Casual Gaming Revolution posted a great list of all the major American gaming conventions happening in 2016. You should go check out their original post here. Looking at the spreadsheet, I had trouble parsing out some of the information I wanted to glean — which cons were closest to me? Which ones would dovetail best with my schedule this year? Could I take a list of the websites and try and run it through some of the data gathering tools leftover from my failed startup to find more information than what’s in the list?
Answering these questions was tough, because the data were spread across several sheets tabs, one for each month, plus a summary sheet. I can understand why they did it — the most common question is probably “Hey I wonder what’s going on in June, anything interesting?”, and I guess I could see this format being slightly easier for the public to add new items to the list (slightly). As I was digging, I felt like this issue was something akin to a premise I’ve held for a long time “be strict when sending, and tolerant when receiving”, in this case, having a rigorous, complete dataset, and presenting 12 separate ‘Views’ into that dataset would accomplish the same job of showing Cons by month, while simultaneously open the full data set up to more interesting queries and manipulation.
I spent an hour or so copying/aggregating/refactoring a copy of the original spreadsheet, and then another few minutes cleaning up some of the data that didn’t fit exactly fit my new ‘schema’.
Here’s the refactored spreadsheet.
After that, I was off to the races. I popped over to FusionTables, an oft-overlooked but quite awesome sidealong product to Google Drive Sheets. I imported the sheet from Drive, and plotted the new aggregate “Location” column to a map, which gave a really cool view:
Discoving immediately only two cons in my home state of Colorado :(. The fusion table can do more cool shit as well; The map can be filtered by the start date of the convention, so if you know you’ve got some vacation coming up, and want to see what’s close and convenient timing-wise, you can do that.

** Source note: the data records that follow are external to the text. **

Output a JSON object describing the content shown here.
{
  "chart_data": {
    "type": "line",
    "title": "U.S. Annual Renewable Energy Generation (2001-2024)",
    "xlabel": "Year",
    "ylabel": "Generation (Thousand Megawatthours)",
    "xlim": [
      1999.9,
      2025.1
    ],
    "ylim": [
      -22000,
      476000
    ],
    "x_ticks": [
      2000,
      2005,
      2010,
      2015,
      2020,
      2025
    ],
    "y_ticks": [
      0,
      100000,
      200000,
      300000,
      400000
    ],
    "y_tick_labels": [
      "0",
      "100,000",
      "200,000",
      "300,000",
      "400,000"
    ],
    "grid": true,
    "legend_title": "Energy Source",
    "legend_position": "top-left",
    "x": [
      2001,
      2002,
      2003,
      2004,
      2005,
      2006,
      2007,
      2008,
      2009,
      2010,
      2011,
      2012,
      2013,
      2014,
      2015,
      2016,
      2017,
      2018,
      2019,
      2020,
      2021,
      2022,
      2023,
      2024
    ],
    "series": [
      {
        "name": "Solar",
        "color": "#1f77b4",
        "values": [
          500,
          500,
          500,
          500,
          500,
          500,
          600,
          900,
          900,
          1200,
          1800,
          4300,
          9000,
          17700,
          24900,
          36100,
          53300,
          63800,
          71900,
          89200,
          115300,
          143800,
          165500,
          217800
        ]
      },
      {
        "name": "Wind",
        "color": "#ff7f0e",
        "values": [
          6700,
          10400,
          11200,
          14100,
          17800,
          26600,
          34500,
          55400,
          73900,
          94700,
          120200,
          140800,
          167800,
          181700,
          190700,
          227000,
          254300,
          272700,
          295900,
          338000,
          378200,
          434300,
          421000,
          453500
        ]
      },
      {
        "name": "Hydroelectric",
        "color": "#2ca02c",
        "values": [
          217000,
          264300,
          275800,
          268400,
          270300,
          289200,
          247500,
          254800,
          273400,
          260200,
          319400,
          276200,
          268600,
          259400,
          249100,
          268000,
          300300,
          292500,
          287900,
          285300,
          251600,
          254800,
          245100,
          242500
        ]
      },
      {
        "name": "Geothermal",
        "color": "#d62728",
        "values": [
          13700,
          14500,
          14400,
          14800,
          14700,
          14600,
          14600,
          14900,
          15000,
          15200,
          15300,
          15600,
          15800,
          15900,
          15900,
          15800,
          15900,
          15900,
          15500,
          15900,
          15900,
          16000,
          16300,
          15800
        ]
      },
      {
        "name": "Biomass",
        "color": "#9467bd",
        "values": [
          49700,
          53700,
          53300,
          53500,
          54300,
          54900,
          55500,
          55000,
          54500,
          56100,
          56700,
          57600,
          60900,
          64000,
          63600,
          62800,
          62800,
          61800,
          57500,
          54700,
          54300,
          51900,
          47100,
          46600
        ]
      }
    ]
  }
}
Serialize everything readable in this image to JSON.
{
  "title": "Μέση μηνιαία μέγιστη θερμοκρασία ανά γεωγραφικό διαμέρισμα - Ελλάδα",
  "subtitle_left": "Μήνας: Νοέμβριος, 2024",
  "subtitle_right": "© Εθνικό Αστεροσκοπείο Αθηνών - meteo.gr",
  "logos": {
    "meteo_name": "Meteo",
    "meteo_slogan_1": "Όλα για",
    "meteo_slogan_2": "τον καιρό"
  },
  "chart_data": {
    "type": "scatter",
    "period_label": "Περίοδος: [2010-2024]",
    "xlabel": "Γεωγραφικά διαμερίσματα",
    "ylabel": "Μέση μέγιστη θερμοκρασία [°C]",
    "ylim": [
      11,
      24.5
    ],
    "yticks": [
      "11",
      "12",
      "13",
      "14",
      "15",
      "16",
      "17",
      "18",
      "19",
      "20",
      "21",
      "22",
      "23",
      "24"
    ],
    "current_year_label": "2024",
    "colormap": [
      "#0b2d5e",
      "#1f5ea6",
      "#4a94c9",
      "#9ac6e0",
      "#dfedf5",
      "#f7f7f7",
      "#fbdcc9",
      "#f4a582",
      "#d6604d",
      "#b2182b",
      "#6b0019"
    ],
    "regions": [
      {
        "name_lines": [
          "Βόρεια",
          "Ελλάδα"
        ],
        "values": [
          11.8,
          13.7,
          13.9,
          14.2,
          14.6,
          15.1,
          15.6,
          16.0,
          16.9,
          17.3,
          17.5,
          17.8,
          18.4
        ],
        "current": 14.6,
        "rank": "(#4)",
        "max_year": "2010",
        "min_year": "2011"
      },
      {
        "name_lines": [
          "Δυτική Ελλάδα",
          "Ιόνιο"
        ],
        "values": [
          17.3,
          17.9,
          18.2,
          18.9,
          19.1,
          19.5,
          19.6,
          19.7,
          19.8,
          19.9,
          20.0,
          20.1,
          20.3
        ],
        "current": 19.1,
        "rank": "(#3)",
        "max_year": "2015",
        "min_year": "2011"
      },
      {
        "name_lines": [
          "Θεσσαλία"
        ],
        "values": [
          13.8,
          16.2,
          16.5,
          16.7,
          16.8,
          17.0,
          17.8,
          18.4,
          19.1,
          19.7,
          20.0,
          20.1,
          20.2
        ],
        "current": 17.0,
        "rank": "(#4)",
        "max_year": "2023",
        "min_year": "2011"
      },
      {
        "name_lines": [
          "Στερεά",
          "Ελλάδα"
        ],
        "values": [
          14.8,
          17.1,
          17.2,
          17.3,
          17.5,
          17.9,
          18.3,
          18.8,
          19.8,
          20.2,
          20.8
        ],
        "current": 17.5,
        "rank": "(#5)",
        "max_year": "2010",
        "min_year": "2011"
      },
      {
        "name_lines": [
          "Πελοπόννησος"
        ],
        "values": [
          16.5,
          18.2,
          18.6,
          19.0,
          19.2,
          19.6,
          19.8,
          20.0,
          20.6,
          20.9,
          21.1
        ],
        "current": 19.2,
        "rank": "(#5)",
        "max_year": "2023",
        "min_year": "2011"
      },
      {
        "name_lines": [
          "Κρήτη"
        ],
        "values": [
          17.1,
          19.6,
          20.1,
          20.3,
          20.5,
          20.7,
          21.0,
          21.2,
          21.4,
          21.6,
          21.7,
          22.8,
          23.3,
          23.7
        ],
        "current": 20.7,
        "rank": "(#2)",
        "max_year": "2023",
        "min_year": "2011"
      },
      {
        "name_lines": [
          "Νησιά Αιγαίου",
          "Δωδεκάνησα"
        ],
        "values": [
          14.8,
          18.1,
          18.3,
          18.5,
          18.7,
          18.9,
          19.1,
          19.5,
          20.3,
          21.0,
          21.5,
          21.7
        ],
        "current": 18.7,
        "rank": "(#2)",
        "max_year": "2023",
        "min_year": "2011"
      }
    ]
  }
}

Moral of the story is, when you’re organizing data (and this includes building a card or component list for a prototype), the most important thing is to consider what’s going to provide the most flexibility in answering questions. Most likely, that’s going to be served best by a full data set, with each individual data element stored in their most granular form, and then fields aggregated together via functions, and records split by criteria, rather than trying to merge post-data entry.
I reached out to Casual Gaming Revolution and I’m currently working with them on a way to get these refactors merged back upstream into their primary document. Look for an update there real soon!